I am not above being a tourist when conditions call for it. But, if there is any way that I can avoid those conditions, I do it. Which means that I have a well-tuned system of traveling to highly popular destinations during the lowest point of the off-season, during off-hours of the day, and if possible, during bad weather (a typical example: visiting the Vatican Museum in Rome during heavy rain, in the middle of winter).
When the system works, it is great. However, there are some destinations that never really have a significantly better time to visit, and yet are still totally worth seeing in the company of a thousand of your best anonymous friends.

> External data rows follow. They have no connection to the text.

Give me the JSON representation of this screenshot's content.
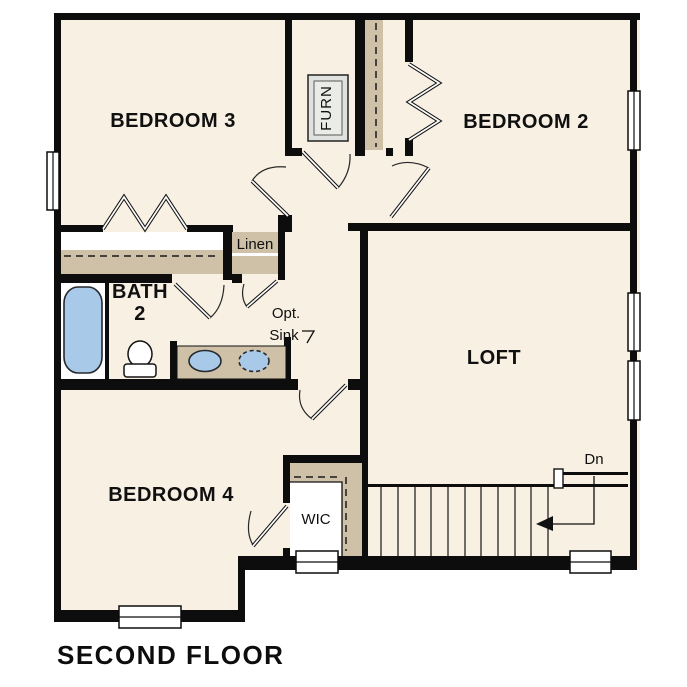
{
  "title": "SECOND FLOOR",
  "rooms": {
    "bedroom3": "BEDROOM 3",
    "bedroom2": "BEDROOM 2",
    "loft": "LOFT",
    "bedroom4": "BEDROOM 4",
    "bath_line1": "BATH",
    "bath_line2": "2",
    "wic": "WIC",
    "linen": "Linen",
    "furnace": "FURN",
    "opt_sink_line1": "Opt.",
    "opt_sink_line2": "Sink",
    "stairs_direction": "Dn"
  },
  "colors": {
    "background": "#ffffff",
    "wall": "#0d0d0d",
    "floor": "#f8f0e3",
    "millwork": "#cfc1a8",
    "fixture_blue": "#a9c9e9",
    "furn_fill": "#dfe2de"
  }
}
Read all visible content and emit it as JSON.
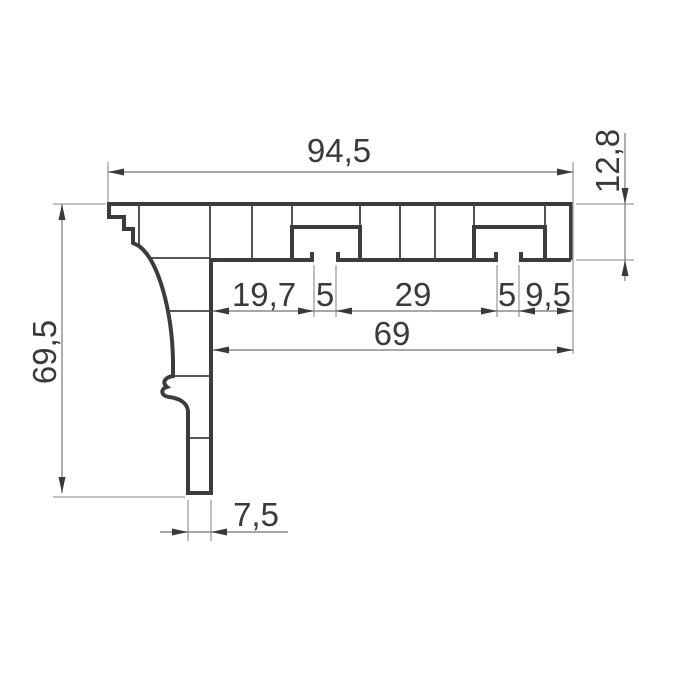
{
  "drawing": {
    "kind": "profile-cross-section-technical-drawing",
    "decimal_style": "comma",
    "colors": {
      "background": "#ffffff",
      "profile_outline": "#3a3d40",
      "dimension_lines": "#8a8a8a",
      "dimension_text": "#3a3a3a"
    },
    "dimensions": {
      "overall_width": "94,5",
      "top_flange_height": "12,8",
      "overall_height": "69,5",
      "web_to_slot1_channel": "19,7",
      "slot1_channel_width": "5",
      "slot1_to_slot2_spacing": "29",
      "slot2_channel_width": "5",
      "slot2_channel_to_edge": "9,5",
      "web_to_right_edge": "69",
      "leg_thickness": "7,5"
    },
    "features": {
      "screw_slot_count": 2,
      "left_end": "stepped rebate",
      "left_side": "concave cove curve with bead detail",
      "bottom": "narrow closed leg"
    }
  }
}
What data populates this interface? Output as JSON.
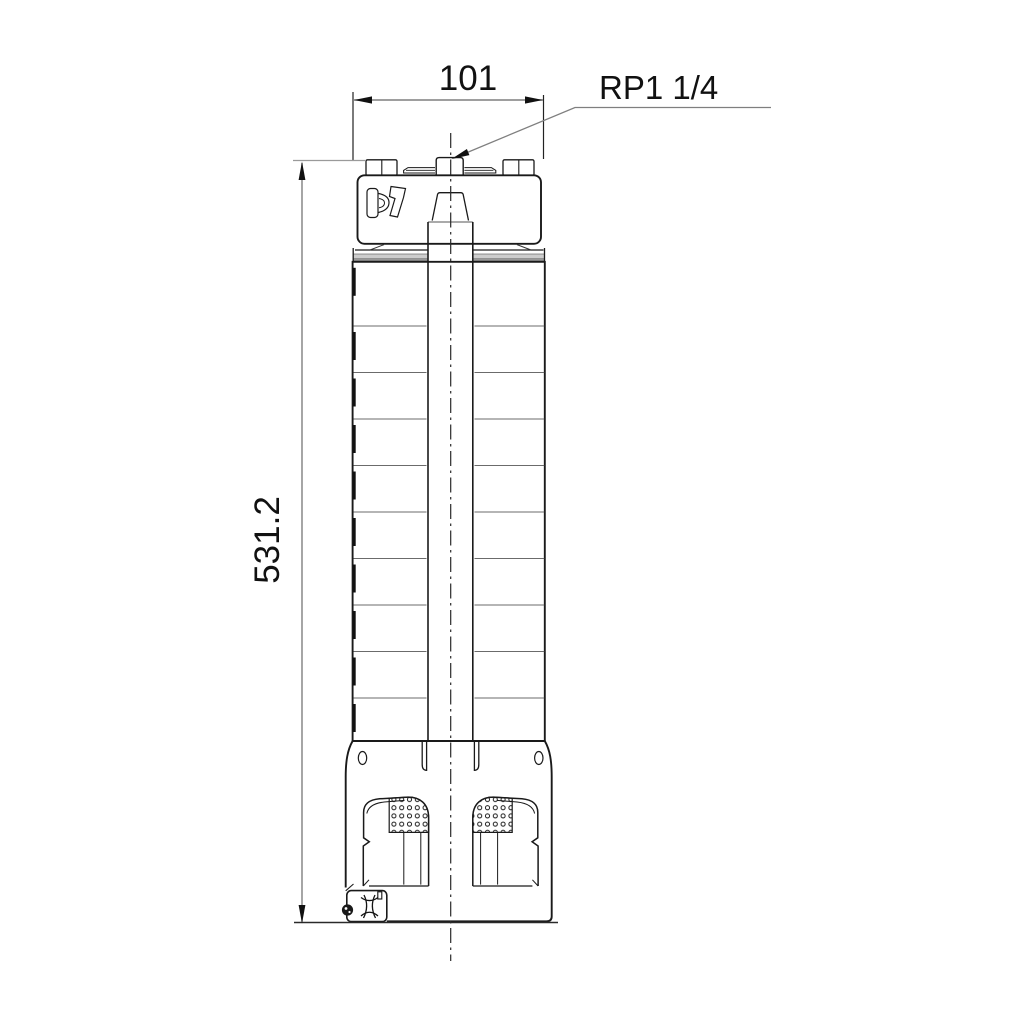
{
  "labels": {
    "width": "101",
    "height": "531.2",
    "connection": "RP1 1/4"
  },
  "colors": {
    "background": "#ffffff",
    "outline": "#1a1a1a",
    "dimension_lines": "#7f7f7f",
    "extension_lines": "#222222",
    "stage_lines": "#6b6b6b",
    "band_fill": "#cdcdcd",
    "text": "#111111"
  }
}
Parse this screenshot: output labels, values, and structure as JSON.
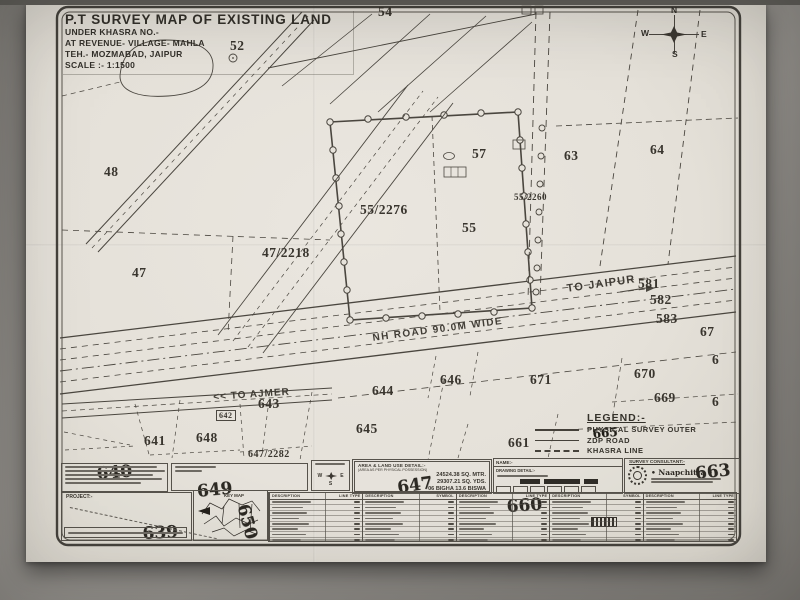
{
  "title_block": {
    "lines": [
      "P.T SURVEY MAP OF EXISTING LAND",
      "UNDER KHASRA NO.-",
      "AT REVENUE- VILLAGE- MAHLA",
      "TEH.- MOZMABAD, JAIPUR",
      "SCALE :- 1:1500"
    ]
  },
  "compass": {
    "n": "N",
    "s": "S",
    "e": "E",
    "w": "W"
  },
  "compass_mini": {
    "w": "W",
    "e": "E",
    "s": "S"
  },
  "roads": {
    "nh_road": "NH ROAD 90.0M WIDE",
    "to_jaipur": "TO JAIPUR →",
    "to_ajmer": "<< TO AJMER"
  },
  "legend": {
    "title": "LEGEND:-",
    "items": [
      {
        "label": "PHYSICAL SURVEY OUTER",
        "style": "solid"
      },
      {
        "label": "ZDP ROAD",
        "style": "thin"
      },
      {
        "label": "KHASRA LINE",
        "style": "dashed"
      }
    ]
  },
  "khasra_labels": [
    {
      "t": "54",
      "x": 378,
      "y": 4
    },
    {
      "t": "52",
      "x": 230,
      "y": 38
    },
    {
      "t": "48",
      "x": 104,
      "y": 164
    },
    {
      "t": "47",
      "x": 132,
      "y": 265
    },
    {
      "t": "47/2218",
      "x": 262,
      "y": 245
    },
    {
      "t": "55/2276",
      "x": 360,
      "y": 202
    },
    {
      "t": "55",
      "x": 462,
      "y": 220
    },
    {
      "t": "57",
      "x": 472,
      "y": 146
    },
    {
      "t": "55/2260",
      "x": 514,
      "y": 192,
      "s": 9
    },
    {
      "t": "63",
      "x": 564,
      "y": 148
    },
    {
      "t": "64",
      "x": 650,
      "y": 142
    },
    {
      "t": "581",
      "x": 638,
      "y": 276
    },
    {
      "t": "582",
      "x": 650,
      "y": 292
    },
    {
      "t": "583",
      "x": 656,
      "y": 311
    },
    {
      "t": "67",
      "x": 700,
      "y": 324
    },
    {
      "t": "6",
      "x": 712,
      "y": 352
    },
    {
      "t": "6",
      "x": 712,
      "y": 394
    },
    {
      "t": "646",
      "x": 440,
      "y": 372
    },
    {
      "t": "671",
      "x": 530,
      "y": 372
    },
    {
      "t": "670",
      "x": 634,
      "y": 366
    },
    {
      "t": "669",
      "x": 654,
      "y": 390
    },
    {
      "t": "644",
      "x": 372,
      "y": 383
    },
    {
      "t": "643",
      "x": 258,
      "y": 396
    },
    {
      "t": "642",
      "x": 216,
      "y": 410,
      "b": true
    },
    {
      "t": "641",
      "x": 144,
      "y": 433
    },
    {
      "t": "648",
      "x": 196,
      "y": 430
    },
    {
      "t": "645",
      "x": 356,
      "y": 421
    },
    {
      "t": "661",
      "x": 508,
      "y": 435
    },
    {
      "t": "647/2282",
      "x": 248,
      "y": 449,
      "s": 10
    }
  ],
  "handwritten": [
    {
      "t": "640",
      "x": 96,
      "y": 464,
      "r": -4
    },
    {
      "t": "639",
      "x": 142,
      "y": 524,
      "r": -3
    },
    {
      "t": "649",
      "x": 196,
      "y": 482,
      "r": -6
    },
    {
      "t": "650",
      "x": 252,
      "y": 502,
      "r": 75
    },
    {
      "t": "647",
      "x": 396,
      "y": 478,
      "r": -8
    },
    {
      "t": "660",
      "x": 506,
      "y": 497,
      "r": -4
    },
    {
      "t": "663",
      "x": 694,
      "y": 464,
      "r": -6
    },
    {
      "t": "665",
      "x": 592,
      "y": 427,
      "r": -5,
      "s": 12
    }
  ],
  "area_detail": {
    "title": "AREA & LAND USE DETAIL:-",
    "subtitle": "(AREA AS PER PHYSICAL POSSESSION)",
    "values": [
      "24524.38 SQ. MTR.",
      "29307.21 SQ. YDS.",
      "06 BIGHA 13.6 BISWA"
    ]
  },
  "boxes": {
    "project_label": "PROJECT:-",
    "key_map_label": "KEY MAP",
    "name_label": "NAME:-",
    "drawing_label": "DRAWING DETAIL:-"
  },
  "consultant": {
    "title": "SURVEY CONSULTANT:-",
    "brand": "• Naapchitra •"
  },
  "tables": {
    "sections": [
      {
        "headers": [
          "DESCRIPTION",
          "LINE TYPE"
        ],
        "rows": 9
      },
      {
        "headers": [
          "DESCRIPTION",
          "SYMBOL"
        ],
        "rows": 9
      },
      {
        "headers": [
          "DESCRIPTION",
          "LINE TYPE"
        ],
        "rows": 9
      },
      {
        "headers": [
          "DESCRIPTION",
          "SYMBOL"
        ],
        "rows": 9
      },
      {
        "headers": [
          "DESCRIPTION",
          "LINE TYPE"
        ],
        "rows": 9
      }
    ]
  },
  "colors": {
    "paper": "#e6e2da",
    "ink": "#45413a",
    "pen": "#1f1c16"
  }
}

Hanauma Bay on Oahu is one of these destinations. This former volcanic cauldron now partially filled in by the Pacific Ocean is home to a stellar reef full of tropical fish, gorgeous waters, and literally about a million tourists each year.

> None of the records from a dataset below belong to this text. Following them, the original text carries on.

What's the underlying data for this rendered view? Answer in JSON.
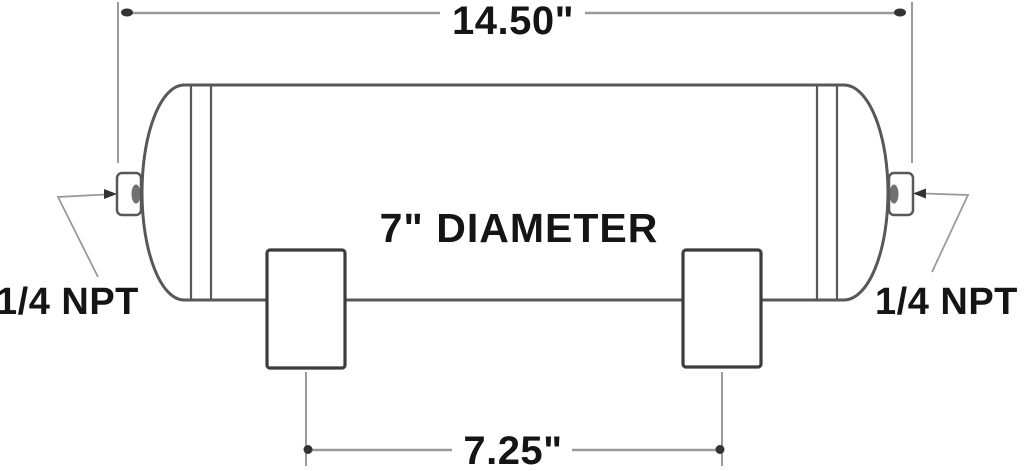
{
  "diagram": {
    "type": "technical-drawing",
    "subject": "Cylindrical air tank, side elevation with mounting brackets and end port fittings",
    "labels": {
      "overall_length": "14.50\"",
      "diameter": "7\" DIAMETER",
      "bracket_spacing": "7.25\"",
      "port_left": "1/4 NPT",
      "port_right": "1/4 NPT"
    },
    "values": {
      "overall_length_in": 14.5,
      "diameter_in": 7,
      "bracket_spacing_in": 7.25,
      "port_thread": "1/4 NPT"
    },
    "colors": {
      "background": "#ffffff",
      "outline": "#585858",
      "bracket": "#3c3c3c",
      "dimension": "#9a9a9a",
      "terminator": "#333333",
      "text": "#151515"
    }
  }
}
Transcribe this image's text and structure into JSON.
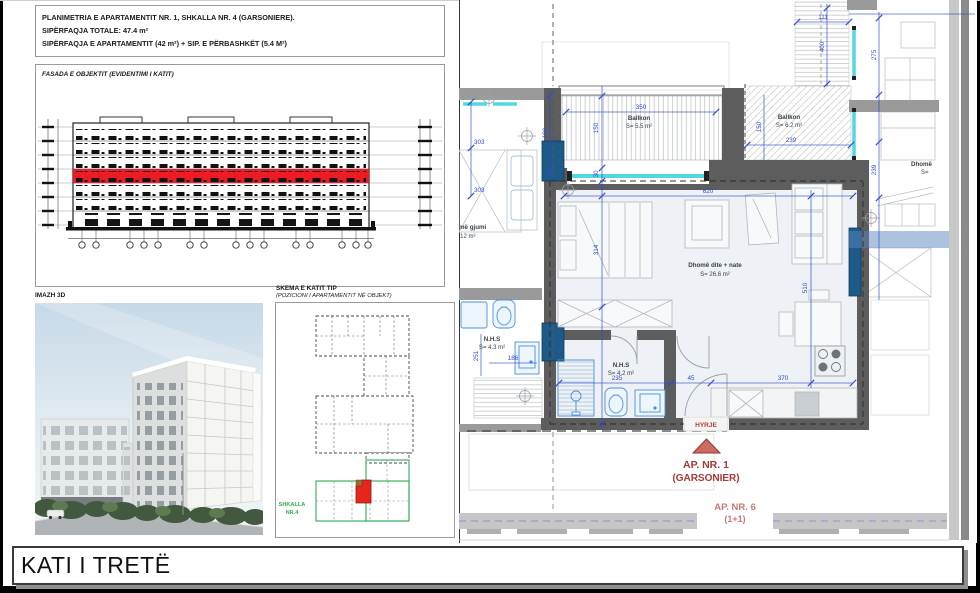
{
  "title_block": {
    "line1": "PLANIMETRIA E APARTAMENTIT NR. 1, SHKALLA NR. 4 (GARSONIERE).",
    "line2": "SIPËRFAQJA TOTALE: 47.4 m²",
    "line3": "SIPËRFAQJA E APARTAMENTIT (42 m²) + SIP. E PËRBASHKËT (5.4 M²)"
  },
  "facade": {
    "label": "FASADA E OBJEKTIT (EVIDENTIMI I KATIT)"
  },
  "image3d": {
    "label": "IMAZH 3D"
  },
  "key_plan": {
    "title": "SKEMA E KATIT TIP",
    "subtitle": "(POZICIONI I APARTAMENTIT NË OBJEKT)",
    "stair_line1": "SHKALLA",
    "stair_line2": "NR.4"
  },
  "plan": {
    "balcony1": {
      "name": "Ballkon",
      "area": "S= 5.5 m²"
    },
    "balcony2": {
      "name": "Ballkon",
      "area": "S= 6.2 m²"
    },
    "living": {
      "name": "Dhomë dite + nate",
      "area": "S= 26.6 m²"
    },
    "bath1": {
      "name": "N.H.S",
      "area": "S= 4.2 m²"
    },
    "bath2": {
      "name": "N.H.S",
      "area": "S= 4.3 m²"
    },
    "bedroom_neighbor": {
      "name": "Dhomë gjumi",
      "area": "S= 12 m²"
    },
    "room_right": {
      "name": "Dhomë",
      "area": "S="
    },
    "entrance": "HYRJE",
    "ap1_line1": "AP. NR. 1",
    "ap1_line2": "(GARSONIER)",
    "ap6_line1": "AP. NR. 6",
    "ap6_line2": "(1+1)",
    "dims": {
      "d350": "350",
      "d150": "150",
      "d30": "30",
      "d190": "190",
      "d314": "314",
      "d620": "620",
      "d303a": "303",
      "d303b": "303",
      "d186": "186",
      "d251": "251",
      "d235": "235",
      "d45": "45",
      "d370": "370",
      "d510": "510",
      "d111": "111",
      "d400": "400",
      "d275": "275",
      "d239v": "239",
      "d239h": "239",
      "d150r": "150"
    }
  },
  "footer": {
    "title": "KATI I TRETË"
  },
  "colors": {
    "dimension_blue": "#2e4bd0",
    "wall_dark": "#5d5d5d",
    "shaft_navy": "#1d5a88",
    "window_cyan": "#52d7e3",
    "highlight_red": "#ed1c24",
    "entrance_red": "#a43a35",
    "neighbor_label_red": "#c27b76",
    "stair_green": "#2fae4d"
  }
}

The parking fills in the early morning hours. By the time we arrived at 7:30am the lot was nearly filled. You are required to watch a 9 minute video about the importance of preserving the bay before being allowed to descend down the walls of the cauldron to the waters via a paved road. You can pay to ride a trolley to the bottom, but the walk is quite short and I cannot imagine it being worth the ride for the vast majority of people (and I was in the third trimester of pregnancy when walking back up and still managed with little difficulty).
The upside to being in a tourist destination is that there are amenities available at the beach, including overpriced drinks and snorkel rentals, as well as free bathrooms and freshwater showers, trashcans, and a nice expanse of green lawn to comfortably lay on and pass time. Like just about everywhere in Hawaii, the bay is eminently kid friendly and the toddler was happy splashing about in the water for hours.

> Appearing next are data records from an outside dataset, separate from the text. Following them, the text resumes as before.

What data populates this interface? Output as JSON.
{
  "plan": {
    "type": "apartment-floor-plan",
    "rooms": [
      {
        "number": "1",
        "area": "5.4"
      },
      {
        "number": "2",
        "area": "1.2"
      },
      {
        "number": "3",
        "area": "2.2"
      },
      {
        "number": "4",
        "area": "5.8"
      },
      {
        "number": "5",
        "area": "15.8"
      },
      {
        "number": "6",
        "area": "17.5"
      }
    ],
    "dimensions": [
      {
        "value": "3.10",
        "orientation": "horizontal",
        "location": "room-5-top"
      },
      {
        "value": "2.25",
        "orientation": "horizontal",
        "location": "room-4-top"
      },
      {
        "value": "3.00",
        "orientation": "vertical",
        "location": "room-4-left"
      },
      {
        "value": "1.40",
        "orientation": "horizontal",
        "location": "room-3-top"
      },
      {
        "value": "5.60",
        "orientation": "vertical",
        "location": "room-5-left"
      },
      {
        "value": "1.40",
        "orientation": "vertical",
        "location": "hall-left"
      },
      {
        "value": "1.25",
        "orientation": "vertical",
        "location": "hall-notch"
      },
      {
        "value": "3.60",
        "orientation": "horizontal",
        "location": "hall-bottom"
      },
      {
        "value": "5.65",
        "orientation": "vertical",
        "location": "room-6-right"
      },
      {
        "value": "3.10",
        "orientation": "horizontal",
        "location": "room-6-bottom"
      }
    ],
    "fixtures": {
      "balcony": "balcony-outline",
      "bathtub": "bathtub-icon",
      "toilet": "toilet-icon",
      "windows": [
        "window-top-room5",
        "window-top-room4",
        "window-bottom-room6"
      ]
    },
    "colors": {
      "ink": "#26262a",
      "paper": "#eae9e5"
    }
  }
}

What makes Hanauma Bay worth the hassles are the reef and the life that calls it home. The site itself is wonderfully easy, and both beginners and experienced snorkelers and divers will enjoy the bay. There are essentially no waves, the reef is large, and the animal life is flamboyant and abundant. Much of the rest of Hawaii has strong waves, strong currents, and deep waters, but Hanauma Bay is an exception that provides easy access to the joys of the Hawaiian water world without the difficulties found in many other locations. Yes, the bay is undeniably crowded, but the incomparable joy of the underwater world is enough to offset the touristy atmosphere.
There is just one caveat to bear in mind. For me, the hardest part of visiting Hanauma Bay was seeing hundreds of people standing on the reefs, all at the same time. It was actually so upsetting that I ended up leaving earlier than I would have otherwise. The glorious exhilaration of swimming in a school of hundreds of colorful tropical fish was quickly ruined by the appearance of human legs using the reef as a platform to stand on, or worse, as a surface to kick off while swimming. If this is the kind of thing that would potentially grate at you as well, then my advice is to arrive as close to the 6am opening as possible (or conversely, as close to closing as possible, as crowds thin out at the end of the day).
If you are heading to Hanauma Bay, it is worth taking the opportunity to continue further down the road afterwards. There are several spectacular nearby hikes, including one up the incredible Koko Crater. The drive along the cost is truly scenic, and in a short distance passes by several tourist sites like the Halona Blowhole, and ultimately passes the Makapu’u Point Lighthouse hike, and then leads you to Waimanalo Bay and onward to Kailua. The entire journey makes for an excellent day trip from Honolulu.